C-MOP: Integrating Momentum and Boundary-Aware Clustering for Enhanced Prompt Evolution
Automatic prompt optimization is a promising direction to boost the performance of Large Language Models (LLMs). However, existing methods often suffer from noisy and conflicting update signals. In this research, we propose C-MOP (Cluster-based Momentum Optimized Prompting), a framework that stabilizes optimization via Boundary-Aware Contrastive Sampling (BACS) and Momentum-Guided Semantic Clustering (MGSC). Specifically, BACS utilizes batch-level information to mine tripartite features–Hard Negatives, Anchors, and Boundary Pairs–to precisely characterize the typical representation and decision boundaries of positive and negative prompt samples. To resolve semantic conflicts, MGSC introduces a textual momentum mechanism with temporal decay that distills persistent consensus from fluctuating gradients across iterations. Extensive experiments demonstrate that C-MOP consistently outperforms SOTA baselines like PromptWizard and ProTeGi, yielding average gains of 1.58% and 3.35%. Notably, C-MOP enables a general LLM with 3B activated parameters to surpass a 70B domain-specific dense LLM, highlighting its effectiveness in driving precise prompt evolution. The code is available at https://github.com/huawei-noah/noah-research/tree/master/C-MOP.
💡 Research Summary
The paper introduces C‑MOP (Cluster‑based Momentum Optimized Prompting), a novel framework for automatic prompt optimization in large language models (LLMs). Existing gradient‑based prompt tuning methods suffer from noisy and conflicting update signals, especially when scaling batch size. C‑MOP addresses two core challenges: (1) incomplete characterization of decision boundaries and (2) instability caused by contradictory textual gradients.

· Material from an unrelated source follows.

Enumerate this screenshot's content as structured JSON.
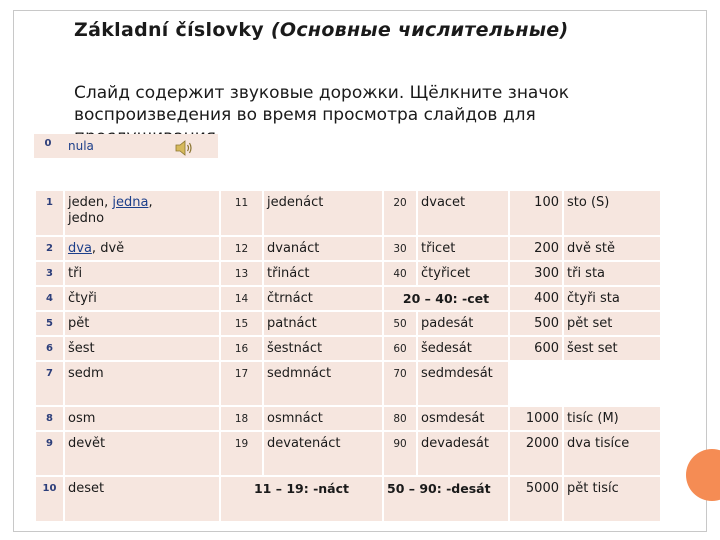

The first component, Boundary‑Aware Contrastive Sampling (BACS), replaces random sampling with a systematic extraction of three types of samples from each batch: Hard Negatives (mis‑predicted examples closest to the cluster centroid), Anchors (correct examples closest to the centroid), and Boundary Pairs (positive‑negative pairs with minimal semantic distance). The process begins by embedding every (query, answer, prediction) triple using a pretrained encoder, then clustering the batch with K‑means. Error rates per cluster determine a quota of samples to draw, ensuring that clusters with higher failure rates receive more attention. By focusing on these tripartite structures, BACS generates high‑contrast textual gradients that precisely locate the linguistic triggers causing classification flips.
The second component, Momentum‑Guided Semantic Clustering (MGSC), mitigates gradient conflict by maintaining a historical gradient pool with exponential decay γ. After each iteration, newly computed gradients are added to the pool, which is then re‑clustered to identify consistent directions across time. Within each gradient cluster, weighted averages produce representative gradients, and the top‑weighted gradients are selected for prompt updating. This temporal momentum smooths out batch‑specific noise and amplifies persistent optimization signals.
C‑MOP integrates these refined gradients into a candidate generation step using an optimizer model (F_opt). A set of candidate prompts is produced, and an Upper Confidence Bound (UCB) strategy balances exploration and exploitation to pick the most promising prompt for the next iteration. The full algorithm iterates through full‑batch prediction, BACS, MGSC, gradient‑guided evolution, and UCB selection.
Empirical evaluation on four benchmarks—BBH, GSM8K, CFinBench, and Liar—shows consistent improvements over state‑of‑the‑art baselines such as PromptWizard and ProTeGi, with average gains ranging from 1.58% to 3.35% in accuracy or task‑specific metrics. Notably, a 3‑billion‑parameter general LLM equipped with C‑MOP surpasses a 70‑billion‑parameter domain‑specific dense model, highlighting the method’s efficiency. Ablation studies confirm that both BACS and MGSC contribute substantially; removing either component leads to marked performance drops.
The authors discuss limitations, including sensitivity to hyper‑parameters (cluster count K, number of boundary pairs, decay factor γ) and the constraint of context length when scaling batch size. Future work aims to develop adaptive clustering and memory‑efficient sampling to further alleviate these issues.
In summary, C‑MOP provides a principled way to harness large‑batch textual gradients while controlling noise and conflict, delivering a stable and effective solution for prompt evolution in modern LLMs.